David Perkins, manager of Prospects, the NAS' employment support service, added that most adults with autism are willing and able to work. "The problems in finding and keeping a job arise from the lack of available information, advice and practical support that is autism-specific. In many instances autism is a hidden disability which can lead to misunderstandings in the workplace by those unaware of their colleague's diagnosis. "Yet people with autism thrive in a structured and well-organised environment and often have many strengths that are advantageous to an employer, such as accuracy, a good eye for detail, reliability and consistency."

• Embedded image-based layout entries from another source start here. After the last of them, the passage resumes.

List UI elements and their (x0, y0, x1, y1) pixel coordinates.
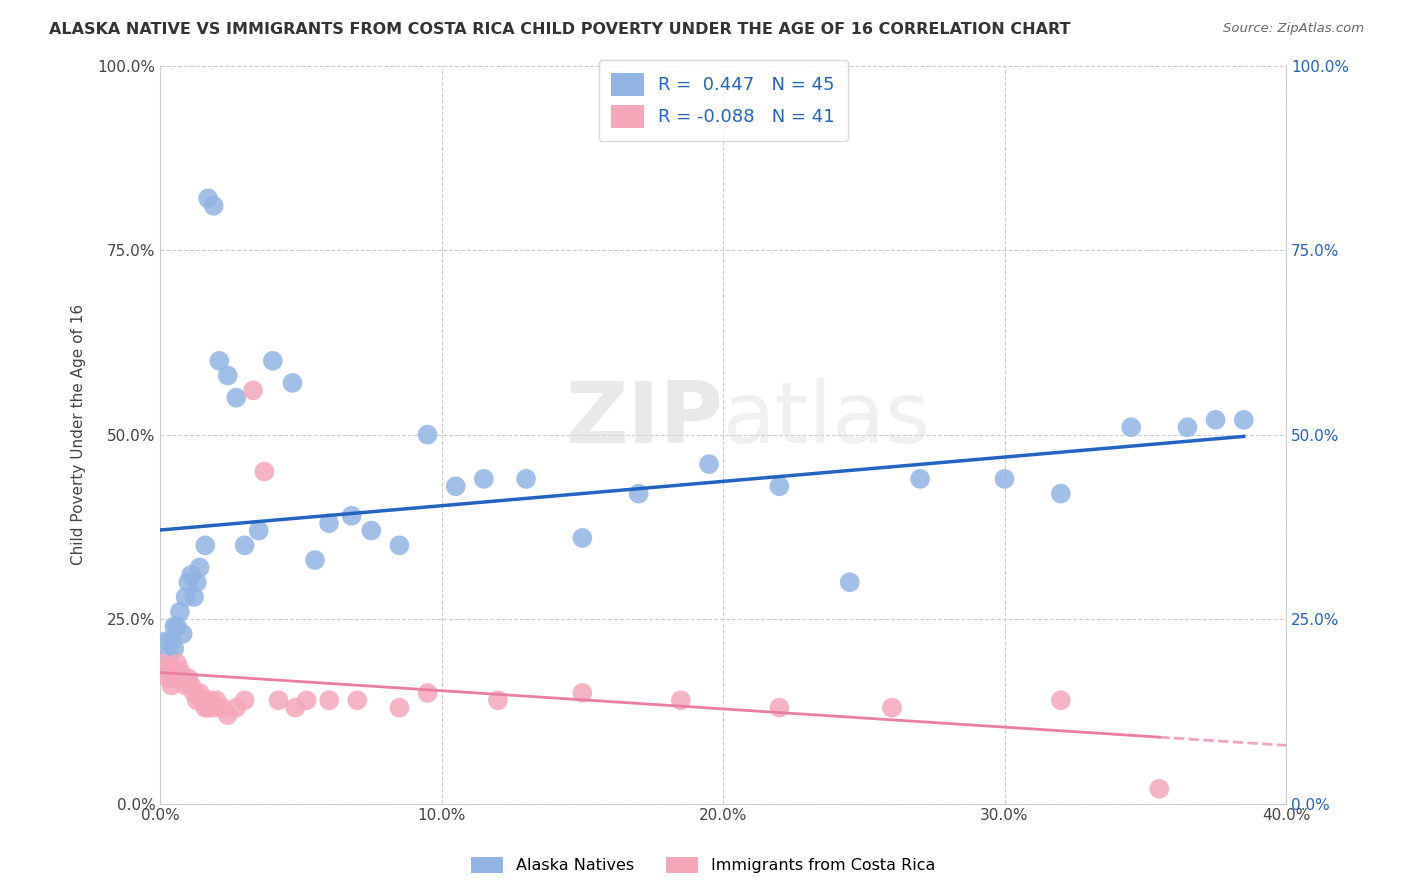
Point (908, 472, 931, 486)
Point (1121, 420, 1143, 434)
Point (180, 679, 202, 693)
Point (225, 700, 247, 714)
Legend: Alaska Natives, Immigrants from Costa Rica: Alaska Natives, Immigrants from Costa Ri… (464, 850, 942, 880)
Point (486, 693, 509, 707)
Point (304, 553, 326, 567)
Point (1205, 413, 1227, 427)
Text: ALASKA NATIVE VS IMMIGRANTS FROM COSTA RICA CHILD POVERTY UNDER THE AGE OF 16 CO: ALASKA NATIVE VS IMMIGRANTS FROM COSTA R… (49, 22, 1071, 37)
Point (768, 479, 790, 493)
Text: atlas: atlas (723, 378, 931, 461)
Point (163, 671, 186, 685)
Point (1049, 693, 1071, 707)
Point (172, 627, 194, 641)
Point (163, 619, 186, 633)
Point (295, 693, 318, 707)
Point (284, 700, 307, 714)
Point (191, 693, 214, 707)
Point (360, 524, 382, 538)
Point (155, 634, 177, 648)
Legend: R =  0.447   N = 45, R = -0.088   N = 41: R = 0.447 N = 45, R = -0.088 N = 41 (599, 60, 848, 141)
Point (169, 605, 191, 619)
Point (225, 391, 247, 405)
Point (202, 700, 225, 714)
Point (416, 686, 439, 700)
Point (172, 671, 194, 685)
Point (183, 686, 205, 700)
Point (1233, 413, 1256, 427)
Point (768, 700, 790, 714)
Point (183, 590, 205, 604)
Point (388, 700, 411, 714)
Y-axis label: Child Poverty Under the Age of 16: Child Poverty Under the Age of 16 (72, 304, 86, 566)
Point (880, 700, 903, 714)
Point (233, 538, 256, 552)
Point (163, 664, 186, 678)
Point (444, 479, 467, 493)
Point (571, 686, 593, 700)
Point (515, 472, 537, 486)
Point (838, 575, 860, 590)
Point (669, 693, 692, 707)
Point (1149, 781, 1171, 796)
Point (160, 634, 183, 648)
Point (194, 538, 217, 552)
Point (155, 664, 177, 678)
Point (194, 700, 217, 714)
Point (174, 679, 197, 693)
Point (233, 693, 256, 707)
Text: ZIP: ZIP (565, 378, 723, 461)
Point (211, 700, 233, 714)
Point (346, 693, 368, 707)
Point (197, 700, 219, 714)
Point (197, 191, 219, 205)
Point (281, 376, 304, 390)
Point (157, 648, 180, 663)
Point (157, 671, 180, 685)
Point (416, 427, 439, 442)
Point (188, 560, 211, 574)
Point (152, 657, 174, 671)
Point (180, 567, 202, 582)
Text: Source: ZipAtlas.com: Source: ZipAtlas.com (1223, 22, 1364, 36)
Point (205, 693, 228, 707)
Point (697, 457, 720, 471)
Point (1049, 486, 1071, 500)
Point (318, 516, 340, 531)
Point (1177, 420, 1199, 434)
Point (186, 575, 208, 590)
Point (267, 693, 290, 707)
Point (200, 693, 222, 707)
Point (571, 531, 593, 545)
Point (177, 671, 200, 685)
Point (208, 353, 231, 368)
Point (253, 465, 276, 479)
Point (318, 693, 340, 707)
Point (202, 199, 225, 213)
Point (160, 679, 183, 693)
Point (174, 590, 197, 604)
Point (177, 575, 200, 590)
Point (217, 368, 239, 383)
Point (472, 472, 495, 486)
Point (163, 641, 186, 656)
Point (388, 538, 411, 552)
Point (186, 693, 208, 707)
Point (166, 619, 188, 633)
Point (627, 486, 650, 500)
Point (993, 472, 1015, 486)
Point (340, 508, 363, 523)
Point (217, 708, 239, 723)
Point (242, 384, 264, 398)
Point (188, 686, 211, 700)
Point (169, 664, 191, 678)
Point (262, 353, 284, 368)
Point (166, 657, 188, 671)
Point (247, 524, 270, 538)
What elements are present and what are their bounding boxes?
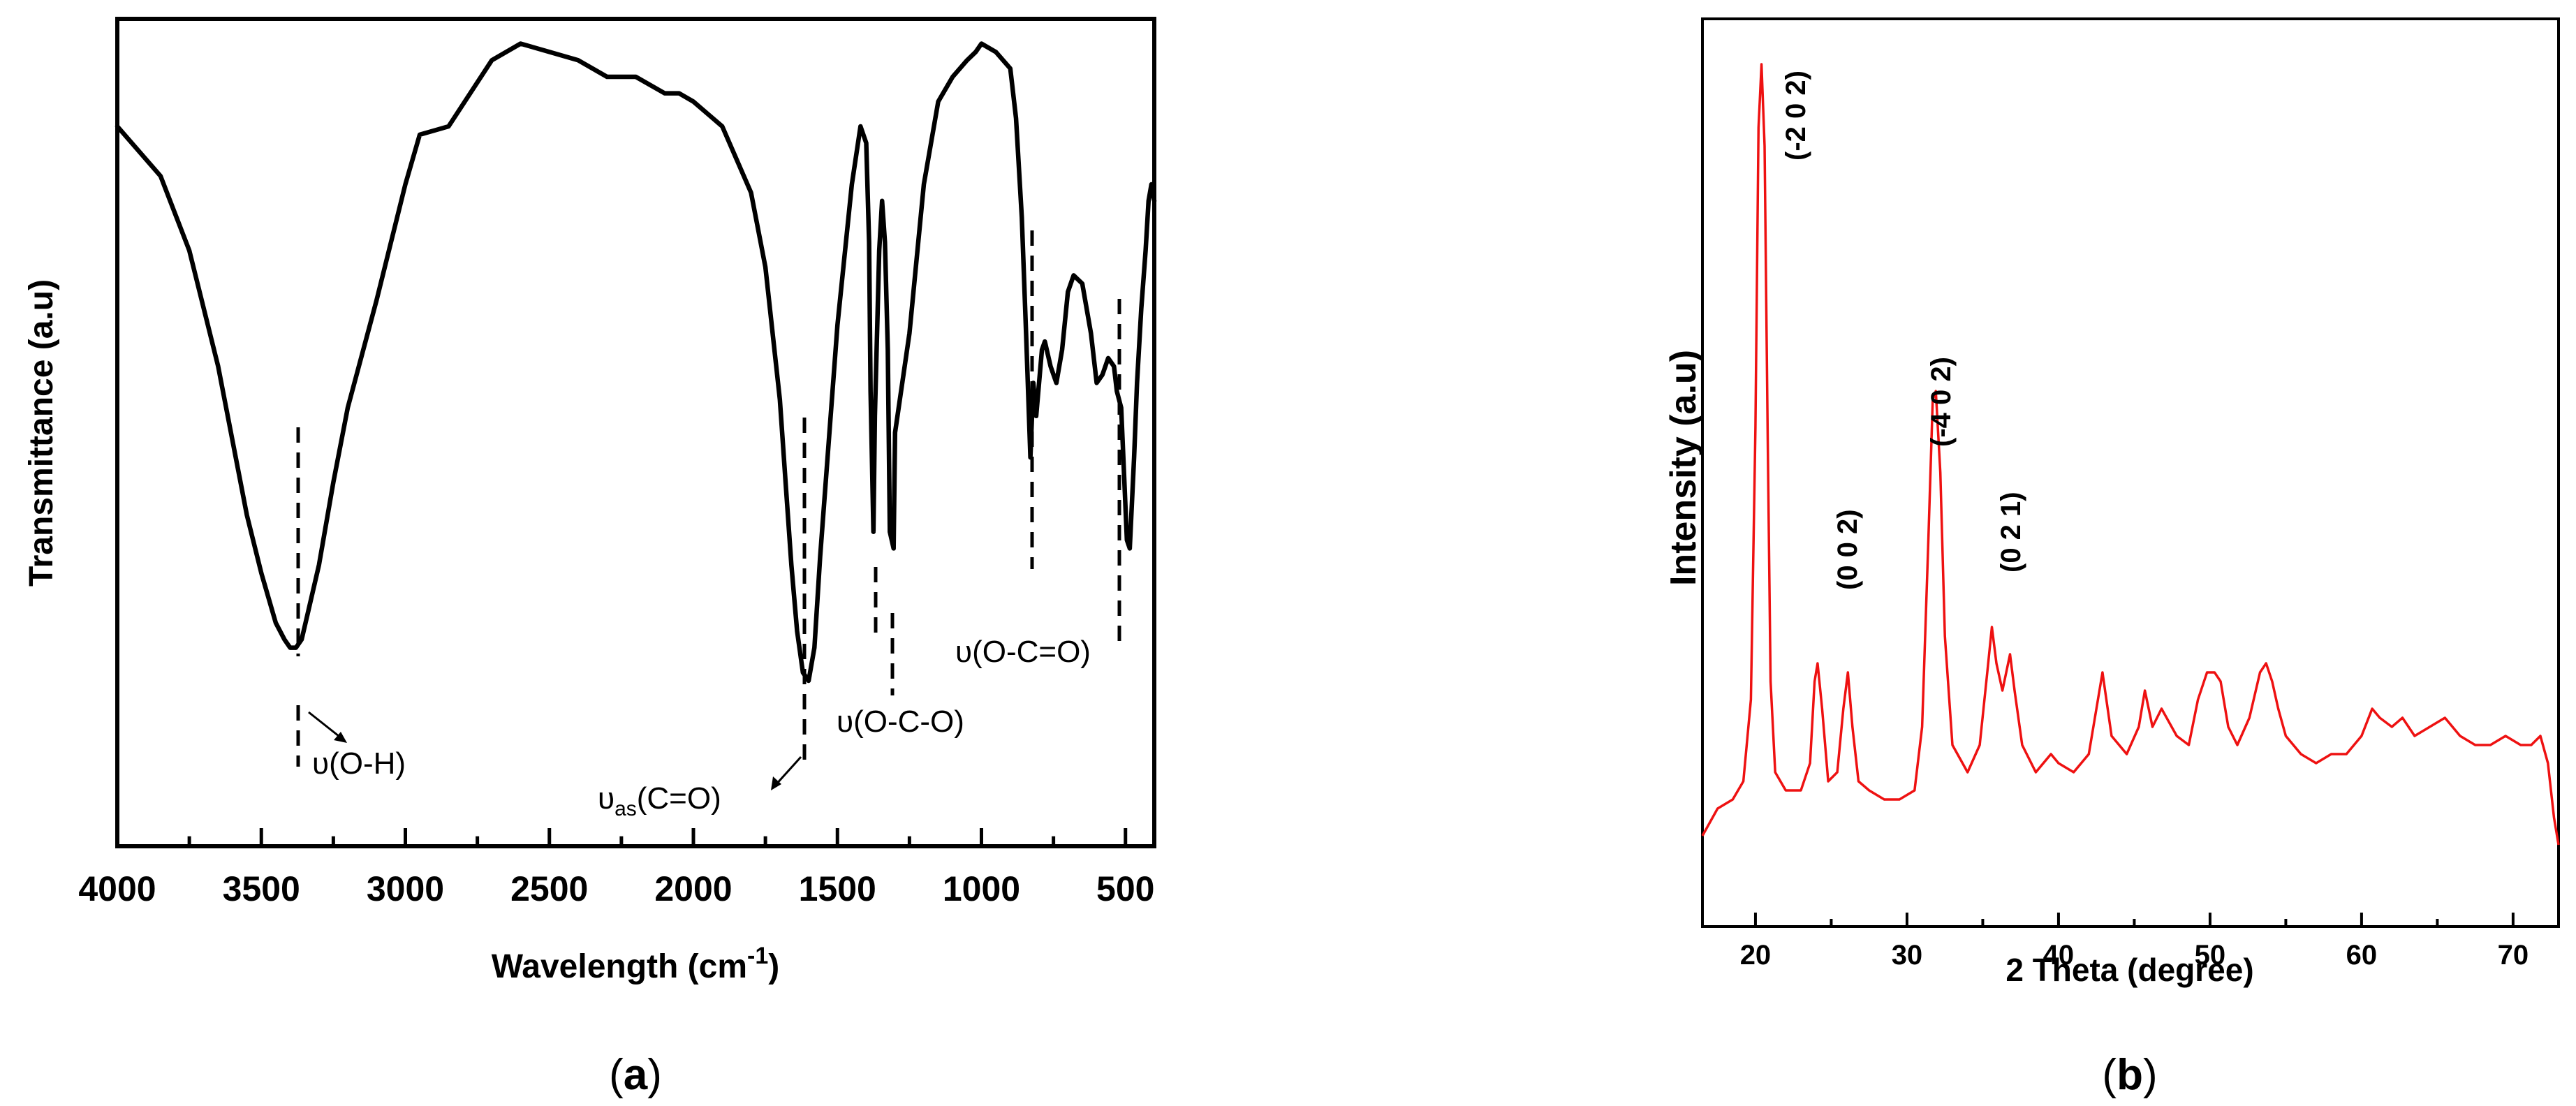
panel-label-b-letter: b [2117,1051,2143,1099]
xrd-x-tick-labels: 20 30 40 50 60 70 [1740,940,2529,971]
xrd-panel: 20 30 40 50 60 70 (-2 0 2) (0 0 2) (-4 0 2) (… [1663,17,2560,1099]
ftir-x-axis-title-main: Wavelength (cm [492,948,747,985]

Dr Elisabeth Hill of Goldsmiths, University of London, said: "I hope the guidance we have produced as a result of our research will help dispel some of the myths out there surrounding mental health, especially in terms of the misconceptions as to what kind of jobs people with autism can do. This advice would be useful when working with any individual with autism but particularly for those employees who experience increased anxieties surrounding the workplace."